Mikita Brottman in the Chronicle of Higher Education:
As an undergraduate, I liked to annoy the dons at St. Hilda’s College by turning up at my tutorials in a leather biker jacket, a miniskirt, ripped fishnet stockings, and Doc Marten boots. My hair (which has never recovered) was crimped and sprayed into black and pink spikes. “Épater le bourgeois” was the idea, I suppose. I never identified myself as a goth, nor do my own students today who dress in a similar way, but they’d probably accept the term as a fair description of their style and sensibility, as, in retrospect, would I.
Now, of course, I realize the dons at St. Hilda’s had seen it all before. Goth style has been around since the 1970sif not in full bloom, then in hints and gestures, from dyed black hair and pale makeup to Doc Martens, crushed velvet, black nail polish, and fingerless gloves. When I was at college, we added Crazy Color hair streaks and motorbike leathers; my own students add body piercing and tattoos. Goth obviously emerged from punk, but punk didn’t last. The same is true of most subcultures: Hippies are old hat; skinheads have come and gone; grunge is yesterday’s news. Why does goth alone remain undead?

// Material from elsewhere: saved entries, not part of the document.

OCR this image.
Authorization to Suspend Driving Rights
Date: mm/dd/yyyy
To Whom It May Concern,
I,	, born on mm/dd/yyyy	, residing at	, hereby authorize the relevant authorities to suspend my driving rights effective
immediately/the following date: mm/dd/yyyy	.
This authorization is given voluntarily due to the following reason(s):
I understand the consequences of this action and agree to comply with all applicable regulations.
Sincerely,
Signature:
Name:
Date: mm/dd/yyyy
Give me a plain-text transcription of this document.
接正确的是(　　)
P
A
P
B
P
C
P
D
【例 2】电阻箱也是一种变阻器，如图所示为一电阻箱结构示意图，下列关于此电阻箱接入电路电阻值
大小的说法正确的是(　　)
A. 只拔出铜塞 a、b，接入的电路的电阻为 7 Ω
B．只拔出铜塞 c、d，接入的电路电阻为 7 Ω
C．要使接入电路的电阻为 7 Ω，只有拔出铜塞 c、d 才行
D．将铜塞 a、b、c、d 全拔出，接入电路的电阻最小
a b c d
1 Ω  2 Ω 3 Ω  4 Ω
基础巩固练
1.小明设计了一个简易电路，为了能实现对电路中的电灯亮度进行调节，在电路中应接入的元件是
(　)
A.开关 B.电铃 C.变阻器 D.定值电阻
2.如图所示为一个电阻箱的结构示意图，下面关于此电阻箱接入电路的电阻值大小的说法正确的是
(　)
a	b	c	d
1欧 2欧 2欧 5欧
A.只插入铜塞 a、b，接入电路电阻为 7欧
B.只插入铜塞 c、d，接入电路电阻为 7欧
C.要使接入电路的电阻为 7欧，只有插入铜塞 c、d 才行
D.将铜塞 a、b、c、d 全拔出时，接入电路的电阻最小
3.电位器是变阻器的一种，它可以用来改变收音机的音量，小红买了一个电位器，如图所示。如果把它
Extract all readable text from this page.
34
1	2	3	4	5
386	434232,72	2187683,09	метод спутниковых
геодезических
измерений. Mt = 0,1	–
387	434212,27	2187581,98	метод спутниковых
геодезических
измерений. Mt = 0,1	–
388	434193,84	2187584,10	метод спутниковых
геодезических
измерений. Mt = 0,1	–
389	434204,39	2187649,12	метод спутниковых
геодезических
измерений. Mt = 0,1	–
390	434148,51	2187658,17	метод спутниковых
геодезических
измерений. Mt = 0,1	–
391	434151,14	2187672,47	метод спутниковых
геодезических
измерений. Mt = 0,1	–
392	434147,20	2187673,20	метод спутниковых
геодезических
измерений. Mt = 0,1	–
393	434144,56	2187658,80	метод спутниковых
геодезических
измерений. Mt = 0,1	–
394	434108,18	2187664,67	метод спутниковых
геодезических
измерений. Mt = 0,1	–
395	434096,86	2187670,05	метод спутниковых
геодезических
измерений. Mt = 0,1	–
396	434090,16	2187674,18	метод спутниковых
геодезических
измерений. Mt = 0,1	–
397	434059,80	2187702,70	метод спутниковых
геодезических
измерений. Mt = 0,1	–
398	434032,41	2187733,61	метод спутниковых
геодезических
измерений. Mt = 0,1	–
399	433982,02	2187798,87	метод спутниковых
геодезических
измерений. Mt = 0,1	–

That question is one of many considered in two new books on the subject: Contemporary Gothic, by Catherine Spooner (Reaktion Books), and Goth: Undead Subculture, edited by Lauren M.E. Goodlad and Michael Bibby (Duke University Press). Both books situate the goth movement as a post-punk phenomenon, emerging from the socioeconomic decline of late 1970s Britain.